Milgram tended to locate the problems in authority and institutions: “When he merges his person into an organisational structure, a new creature replaces autonomous man, unhindered by the limitations of individual morality, freed of humane inhibition, mindful only of the sanctions of authority.” This would fit neatly with the idea that evil was drawn out of the Germans by bad institutions.
I don’t buy any of this. Situations, society and institutions are created by humans, therefore it seems meaningless to me to say that evil is not in people. It must be, or every human society would be perfect.
So it’s in us and we can all fall into the pit of the evil we contain. This is not a reason to get depressed; it’s a reason to celebrate.

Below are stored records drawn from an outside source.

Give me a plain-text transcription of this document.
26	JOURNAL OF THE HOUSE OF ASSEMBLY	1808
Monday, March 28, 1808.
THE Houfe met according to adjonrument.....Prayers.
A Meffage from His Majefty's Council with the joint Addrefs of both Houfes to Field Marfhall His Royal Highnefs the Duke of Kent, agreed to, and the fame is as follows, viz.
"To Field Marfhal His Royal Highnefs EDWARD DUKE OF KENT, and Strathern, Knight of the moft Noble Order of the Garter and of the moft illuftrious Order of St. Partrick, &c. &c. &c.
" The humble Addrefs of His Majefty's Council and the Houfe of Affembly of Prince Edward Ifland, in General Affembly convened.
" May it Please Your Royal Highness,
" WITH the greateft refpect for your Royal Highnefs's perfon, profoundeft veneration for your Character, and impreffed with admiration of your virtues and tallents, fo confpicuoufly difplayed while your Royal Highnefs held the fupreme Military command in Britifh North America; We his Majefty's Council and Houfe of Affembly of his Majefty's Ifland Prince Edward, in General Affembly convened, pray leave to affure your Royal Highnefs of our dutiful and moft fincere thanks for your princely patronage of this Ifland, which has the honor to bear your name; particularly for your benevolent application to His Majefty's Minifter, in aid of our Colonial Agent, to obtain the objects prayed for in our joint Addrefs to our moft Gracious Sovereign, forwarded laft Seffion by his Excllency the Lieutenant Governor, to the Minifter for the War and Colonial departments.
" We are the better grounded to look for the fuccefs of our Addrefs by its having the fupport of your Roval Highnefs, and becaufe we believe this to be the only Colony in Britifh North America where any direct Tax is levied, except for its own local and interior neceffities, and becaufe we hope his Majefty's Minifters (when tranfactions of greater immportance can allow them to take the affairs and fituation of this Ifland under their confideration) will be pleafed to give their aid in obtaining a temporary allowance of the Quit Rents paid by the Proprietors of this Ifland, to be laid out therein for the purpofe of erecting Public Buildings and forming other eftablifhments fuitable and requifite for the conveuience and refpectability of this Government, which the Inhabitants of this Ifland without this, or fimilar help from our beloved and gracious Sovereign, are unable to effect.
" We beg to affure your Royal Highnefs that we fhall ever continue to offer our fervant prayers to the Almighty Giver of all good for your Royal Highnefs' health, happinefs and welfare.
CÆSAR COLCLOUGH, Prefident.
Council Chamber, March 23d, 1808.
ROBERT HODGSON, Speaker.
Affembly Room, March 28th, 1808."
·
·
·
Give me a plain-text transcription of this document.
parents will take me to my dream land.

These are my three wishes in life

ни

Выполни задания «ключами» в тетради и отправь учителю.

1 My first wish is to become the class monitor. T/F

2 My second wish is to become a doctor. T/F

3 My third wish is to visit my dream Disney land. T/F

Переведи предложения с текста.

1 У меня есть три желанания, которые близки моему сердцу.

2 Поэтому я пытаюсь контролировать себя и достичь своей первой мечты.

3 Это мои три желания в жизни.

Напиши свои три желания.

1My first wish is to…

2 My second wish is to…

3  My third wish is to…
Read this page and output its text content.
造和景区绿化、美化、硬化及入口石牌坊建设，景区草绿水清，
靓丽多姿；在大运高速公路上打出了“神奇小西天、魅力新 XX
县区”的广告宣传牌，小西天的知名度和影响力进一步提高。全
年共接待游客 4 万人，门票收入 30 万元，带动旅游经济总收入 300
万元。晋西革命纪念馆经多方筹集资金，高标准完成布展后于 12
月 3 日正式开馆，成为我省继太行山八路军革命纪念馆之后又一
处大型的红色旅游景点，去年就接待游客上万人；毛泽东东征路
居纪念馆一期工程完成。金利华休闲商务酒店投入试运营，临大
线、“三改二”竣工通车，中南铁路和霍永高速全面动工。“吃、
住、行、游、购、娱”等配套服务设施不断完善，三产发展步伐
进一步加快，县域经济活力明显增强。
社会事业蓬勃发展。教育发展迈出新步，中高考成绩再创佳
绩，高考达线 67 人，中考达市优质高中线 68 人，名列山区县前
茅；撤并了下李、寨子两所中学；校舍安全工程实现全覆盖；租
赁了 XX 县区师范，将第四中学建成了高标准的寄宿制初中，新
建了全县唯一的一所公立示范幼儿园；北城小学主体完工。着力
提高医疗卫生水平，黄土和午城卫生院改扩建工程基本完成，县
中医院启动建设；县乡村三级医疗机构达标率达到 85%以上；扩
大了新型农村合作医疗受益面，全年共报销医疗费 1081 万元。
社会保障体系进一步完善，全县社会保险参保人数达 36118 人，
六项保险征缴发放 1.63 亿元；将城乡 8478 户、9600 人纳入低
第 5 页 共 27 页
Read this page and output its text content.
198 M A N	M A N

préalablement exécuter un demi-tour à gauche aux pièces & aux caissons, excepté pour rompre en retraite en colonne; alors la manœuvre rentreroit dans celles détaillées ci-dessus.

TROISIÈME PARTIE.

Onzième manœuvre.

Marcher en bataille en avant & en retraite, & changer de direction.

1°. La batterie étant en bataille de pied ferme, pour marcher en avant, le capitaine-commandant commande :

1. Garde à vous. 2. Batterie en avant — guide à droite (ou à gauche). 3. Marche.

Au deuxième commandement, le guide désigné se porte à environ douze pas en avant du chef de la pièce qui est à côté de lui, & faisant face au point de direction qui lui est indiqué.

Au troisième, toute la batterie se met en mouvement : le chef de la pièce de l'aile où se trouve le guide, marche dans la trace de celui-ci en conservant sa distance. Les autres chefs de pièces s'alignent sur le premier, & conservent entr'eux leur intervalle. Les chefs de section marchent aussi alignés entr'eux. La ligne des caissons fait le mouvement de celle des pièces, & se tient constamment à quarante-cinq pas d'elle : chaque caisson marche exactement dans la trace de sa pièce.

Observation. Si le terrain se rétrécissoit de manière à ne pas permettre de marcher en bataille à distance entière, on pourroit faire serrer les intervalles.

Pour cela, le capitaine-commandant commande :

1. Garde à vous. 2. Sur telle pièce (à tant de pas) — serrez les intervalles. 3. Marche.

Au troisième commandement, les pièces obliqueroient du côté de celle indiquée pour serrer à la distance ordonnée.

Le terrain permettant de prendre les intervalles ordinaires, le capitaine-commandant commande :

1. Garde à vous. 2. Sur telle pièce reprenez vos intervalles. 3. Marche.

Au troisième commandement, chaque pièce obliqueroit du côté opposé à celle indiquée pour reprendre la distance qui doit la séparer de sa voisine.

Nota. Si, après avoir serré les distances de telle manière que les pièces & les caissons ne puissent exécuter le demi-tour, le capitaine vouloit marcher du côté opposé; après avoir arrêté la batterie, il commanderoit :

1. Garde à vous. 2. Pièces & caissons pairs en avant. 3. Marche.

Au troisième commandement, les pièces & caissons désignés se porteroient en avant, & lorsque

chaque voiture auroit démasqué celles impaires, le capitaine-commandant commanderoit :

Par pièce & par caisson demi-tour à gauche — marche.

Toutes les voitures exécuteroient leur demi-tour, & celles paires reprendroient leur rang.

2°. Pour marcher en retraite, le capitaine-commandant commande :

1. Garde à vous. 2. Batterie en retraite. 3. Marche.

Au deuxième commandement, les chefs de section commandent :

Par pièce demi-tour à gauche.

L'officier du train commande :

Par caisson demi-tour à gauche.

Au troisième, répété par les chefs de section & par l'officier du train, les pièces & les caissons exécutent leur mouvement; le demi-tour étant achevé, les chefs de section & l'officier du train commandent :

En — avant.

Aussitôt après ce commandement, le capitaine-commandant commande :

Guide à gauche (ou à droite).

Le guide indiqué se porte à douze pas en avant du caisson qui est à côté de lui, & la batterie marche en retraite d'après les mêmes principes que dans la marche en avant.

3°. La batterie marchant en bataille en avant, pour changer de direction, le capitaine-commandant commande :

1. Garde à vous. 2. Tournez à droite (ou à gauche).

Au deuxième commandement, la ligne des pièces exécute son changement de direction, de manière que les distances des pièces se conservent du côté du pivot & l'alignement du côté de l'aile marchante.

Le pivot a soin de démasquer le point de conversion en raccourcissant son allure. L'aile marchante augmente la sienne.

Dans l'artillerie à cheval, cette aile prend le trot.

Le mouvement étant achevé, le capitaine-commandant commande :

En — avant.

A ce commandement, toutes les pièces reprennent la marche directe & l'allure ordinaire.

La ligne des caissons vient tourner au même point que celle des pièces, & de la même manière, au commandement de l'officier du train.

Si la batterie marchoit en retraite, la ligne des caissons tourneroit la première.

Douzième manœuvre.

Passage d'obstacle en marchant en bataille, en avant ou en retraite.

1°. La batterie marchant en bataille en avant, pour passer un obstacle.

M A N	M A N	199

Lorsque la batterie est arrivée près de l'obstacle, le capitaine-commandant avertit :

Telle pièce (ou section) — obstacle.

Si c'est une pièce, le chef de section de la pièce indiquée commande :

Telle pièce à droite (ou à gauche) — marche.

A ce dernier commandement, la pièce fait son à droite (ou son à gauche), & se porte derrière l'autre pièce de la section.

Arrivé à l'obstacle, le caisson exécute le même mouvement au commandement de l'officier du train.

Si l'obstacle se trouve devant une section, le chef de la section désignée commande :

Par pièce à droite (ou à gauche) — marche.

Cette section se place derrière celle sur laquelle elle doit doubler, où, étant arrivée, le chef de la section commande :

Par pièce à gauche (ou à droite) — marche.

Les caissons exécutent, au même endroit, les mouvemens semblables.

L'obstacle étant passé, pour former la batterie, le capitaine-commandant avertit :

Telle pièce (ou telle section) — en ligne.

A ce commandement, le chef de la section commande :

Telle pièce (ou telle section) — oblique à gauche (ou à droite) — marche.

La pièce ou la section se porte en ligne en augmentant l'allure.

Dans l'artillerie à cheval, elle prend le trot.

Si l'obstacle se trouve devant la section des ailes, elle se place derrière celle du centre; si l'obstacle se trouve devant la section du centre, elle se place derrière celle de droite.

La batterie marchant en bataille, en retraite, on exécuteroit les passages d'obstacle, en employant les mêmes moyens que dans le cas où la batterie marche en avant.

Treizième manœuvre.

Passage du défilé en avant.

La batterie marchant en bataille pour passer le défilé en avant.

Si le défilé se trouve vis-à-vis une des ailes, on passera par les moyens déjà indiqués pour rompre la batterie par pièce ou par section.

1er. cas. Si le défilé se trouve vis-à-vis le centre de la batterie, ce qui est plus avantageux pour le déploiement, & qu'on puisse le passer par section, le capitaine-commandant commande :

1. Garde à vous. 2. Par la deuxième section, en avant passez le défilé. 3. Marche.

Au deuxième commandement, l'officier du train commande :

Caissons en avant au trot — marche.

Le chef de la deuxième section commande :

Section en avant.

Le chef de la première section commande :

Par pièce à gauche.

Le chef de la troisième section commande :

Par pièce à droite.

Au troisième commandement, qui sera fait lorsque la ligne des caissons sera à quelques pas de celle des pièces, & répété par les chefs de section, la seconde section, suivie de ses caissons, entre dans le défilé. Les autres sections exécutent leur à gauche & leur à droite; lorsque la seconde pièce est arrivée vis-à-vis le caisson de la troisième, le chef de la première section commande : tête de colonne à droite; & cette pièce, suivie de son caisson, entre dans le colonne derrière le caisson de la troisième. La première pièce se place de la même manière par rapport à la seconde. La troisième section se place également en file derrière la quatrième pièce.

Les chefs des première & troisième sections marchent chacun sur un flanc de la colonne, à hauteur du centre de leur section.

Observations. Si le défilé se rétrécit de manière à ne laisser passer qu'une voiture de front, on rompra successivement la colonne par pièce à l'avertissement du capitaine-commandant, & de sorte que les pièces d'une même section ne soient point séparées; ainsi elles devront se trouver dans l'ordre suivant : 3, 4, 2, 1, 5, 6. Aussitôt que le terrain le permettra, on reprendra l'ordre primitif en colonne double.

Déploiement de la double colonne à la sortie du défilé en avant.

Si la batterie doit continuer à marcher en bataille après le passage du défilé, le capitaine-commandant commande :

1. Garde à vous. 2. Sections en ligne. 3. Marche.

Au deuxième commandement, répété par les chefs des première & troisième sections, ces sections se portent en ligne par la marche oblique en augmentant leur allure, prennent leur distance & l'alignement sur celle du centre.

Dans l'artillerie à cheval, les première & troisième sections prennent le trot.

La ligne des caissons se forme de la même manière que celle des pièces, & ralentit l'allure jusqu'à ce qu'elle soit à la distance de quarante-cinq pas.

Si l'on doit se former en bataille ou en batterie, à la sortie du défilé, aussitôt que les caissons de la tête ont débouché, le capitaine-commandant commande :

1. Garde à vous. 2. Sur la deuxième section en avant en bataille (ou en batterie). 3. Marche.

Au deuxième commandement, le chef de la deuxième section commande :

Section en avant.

For most of us in Britain life is, in historical terms, quite astonishingly comfortable. This cannot be because we have less evil in us than, say, the people of Germany did when the Nazis were in control. It must be, therefore, that the evil is contained, as indeed it is in many countries.
What contains it is the gentle pressure and freedom of social relations and the general benignity of our institutions. This can all be lost in an instant but, for the moment, it is where we, happily, are.
As long as we know that it can all go horribly wrong because of the human capacity for evil, then we have at least one line of defence.
Finally, on reflection, I realise I have been too hard on Derren Brown. His show worked because the four participants weren’t his real subjects; the actors and crew were.
When one actor playing a policeman who had talked a man into snatching a baby was suddenly conscience-stricken — “That’s horrible, that’s horrible,” he moaned — Brown consoled him: “OK, well done for pushing him into it.”
He got them to do something obviously wicked — causing people to suffer for entertainment — and thereby proved that when a TV show is involved, people will do absolutely anything, however vile.